O registro audiovisual salvou, portanto, a ópera da Covid. É, por isso, com uma emoção ainda maior que oferecemos a vocês esta programação na tela do festival, instalado ainda este ano mais uma vez no maravilhoso Parque Lage. Agradecemos imensamente à Escola de Artes Visuais, à sua diretora Yole Mendonça e sua equipe, por seu acolhimento e apoio.

Como a cada ano, o festival oferecerá grandes clássicos ao seu querido público: Tosca, Traviata, Fausto, Lucia de Lammermoor… Mas contaremos também com vários títulos nunca antes exibidos no festival, mostrando a que ponto são inesgotáveis os recursos de que dispõe a história da ópera: duas produções magníficas de Berlim, O Cavaleiro da Rosa, de Strauss, e as Bodas de Fígaro, de Mozart; um Parsifal excepcional de Wagner, dirigido à distância por Kirill Serebrennikov (cineasta impedido pelo governo russo de deixar seu país); Adriana Lecouvreur, de Cilea, e a famosa produção parisiense de Les Indes Galantes, de Rameau, dirigida pelo atual enfant terrible do cinema francês, Clèment Cogitore, que pela primeira vez abriu as portas da Opèra Bastille aos dançarinos de hip-hop. A história desta “Tomada da Bastilha” e do making-off de Indes Galantes é contada com muita emoção no imperdível documentário O hip-hop invade a (Ópera) Bastilha, que será disponibilizado ao público brasileiro, via streaming, a partir de 12 de novembro.

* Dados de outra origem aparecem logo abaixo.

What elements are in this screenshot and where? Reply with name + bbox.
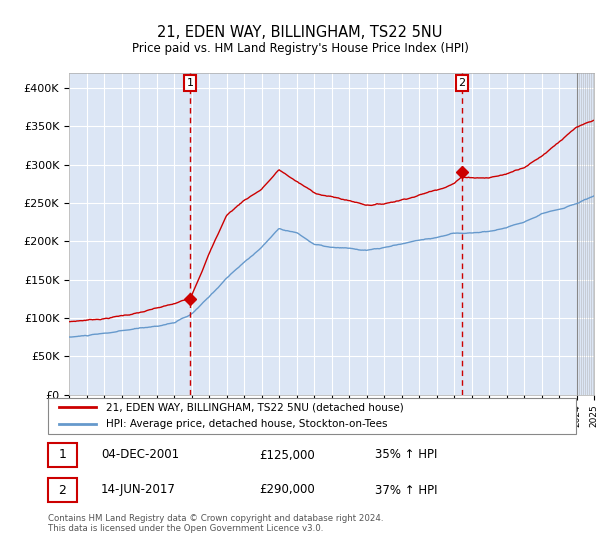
Text: 35% ↑ HPI: 35% ↑ HPI bbox=[376, 449, 438, 461]
FancyBboxPatch shape bbox=[48, 478, 77, 502]
Text: 21, EDEN WAY, BILLINGHAM, TS22 5NU: 21, EDEN WAY, BILLINGHAM, TS22 5NU bbox=[157, 25, 443, 40]
Text: 04-DEC-2001: 04-DEC-2001 bbox=[101, 449, 179, 461]
Text: Price paid vs. HM Land Registry's House Price Index (HPI): Price paid vs. HM Land Registry's House … bbox=[131, 42, 469, 55]
Text: Contains HM Land Registry data © Crown copyright and database right 2024.
This d: Contains HM Land Registry data © Crown c… bbox=[48, 514, 383, 534]
FancyBboxPatch shape bbox=[48, 443, 77, 467]
Text: 21, EDEN WAY, BILLINGHAM, TS22 5NU (detached house): 21, EDEN WAY, BILLINGHAM, TS22 5NU (deta… bbox=[106, 403, 404, 412]
Text: HPI: Average price, detached house, Stockton-on-Tees: HPI: Average price, detached house, Stoc… bbox=[106, 419, 388, 429]
Text: 2: 2 bbox=[458, 78, 466, 88]
Text: £290,000: £290,000 bbox=[259, 483, 315, 497]
Text: £125,000: £125,000 bbox=[259, 449, 315, 461]
Text: 37% ↑ HPI: 37% ↑ HPI bbox=[376, 483, 438, 497]
Text: 1: 1 bbox=[187, 78, 194, 88]
Text: 14-JUN-2017: 14-JUN-2017 bbox=[101, 483, 176, 497]
Text: 1: 1 bbox=[59, 449, 67, 461]
FancyBboxPatch shape bbox=[48, 398, 576, 434]
Text: 2: 2 bbox=[59, 483, 67, 497]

O festival irá se debruçar sobre o nascimento do gênero com uma magnífica produção da ópera de Dijon de O Palácio Encantado, de Luigi Rossi, jamais reapresentada desde a sua estreia em… 1642! Foi o maestro argentino Leonardo García Alarcón, grande especialista do barroco, aquele que redescobriu essa partitura na Biblioteca do Vaticano no ano de 2000! Reencontrar uma ópera desaparecida é como descobrir uma pirâmide escondida sob a areia e Alarcón compartilha esta emoção extraordinária numa entrevista publicada em nosso site. Ele também nos concederá a honra de participar de uma videoconferência no dia 21 de novembro com o público do festival.

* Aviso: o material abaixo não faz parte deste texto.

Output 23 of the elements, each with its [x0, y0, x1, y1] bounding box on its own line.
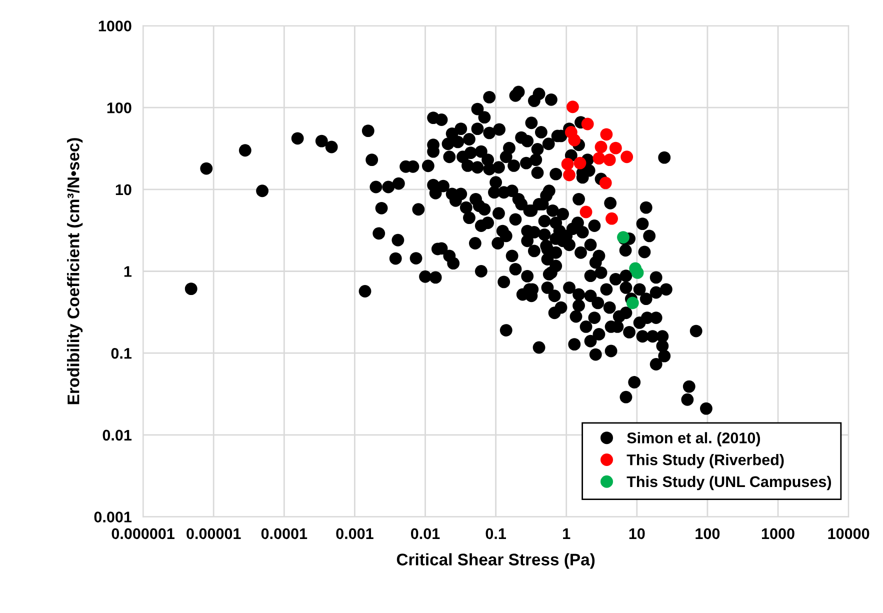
legend-label: This Study (Riverbed) [626, 454, 784, 468]
x-tick-label: 0.0001 [261, 528, 308, 540]
x-tick-label: 10000 [828, 528, 870, 540]
y-tick-label: 0.1 [111, 348, 132, 359]
y-tick-label: 100 [107, 102, 132, 114]
legend-label: This Study (UNL Campuses) [626, 476, 832, 490]
x-tick-label: 1 [563, 528, 570, 539]
x-tick-label: 100 [696, 528, 720, 540]
y-tick-label: 1000 [98, 20, 132, 32]
y-axis-title: Erodibility Coefficient (cm³/N•sec) [67, 138, 83, 404]
x-tick-label: 0.1 [486, 528, 506, 540]
y-tick-label: 1 [124, 266, 132, 277]
x-tick-label: 1000 [762, 528, 794, 540]
y-tick-label: 0.01 [102, 430, 132, 441]
x-tick-label: 10 [629, 528, 645, 540]
x-tick-label: 0.001 [336, 528, 374, 540]
x-tick-label: 0.01 [410, 528, 440, 540]
y-tick-label: 0.001 [94, 512, 132, 522]
x-tick-label: 0.000001 [112, 528, 174, 540]
x-axis-title: Critical Shear Stress (Pa) [396, 553, 595, 569]
y-tick-label: 10 [116, 184, 132, 196]
x-tick-label: 0.00001 [186, 528, 241, 540]
legend-label: Simon et al. (2010) [627, 432, 760, 446]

Para os que não terão o privilégio de comparecer ao Parque Lage, os filmes serão exibidos por vários cinemas em 2022 por todo o Brasil, como, por exemplo, o Cine Theatro Brasil Vallourec, parceiro do festival em Belo Horizonte. E este ano, pela primeira vez, uma boa parte da programação do festival estará disponível gratuitamente, a partir de janeiro de 2022, via streaming, no site operanatela.com.

Apesar de suas dificuldades financeiras, o festival manteve em primeiro plano suas ações de caráter social, em particular a master class de canto lírico, que será animada mais uma vez pelo coach parisiense Raphaël Sikorski e pela pianista Nino Pavlenichvili, além de várias atividades educativas para mostrar ao público jovem que a ópera é uma forma de arte ao seu alcance.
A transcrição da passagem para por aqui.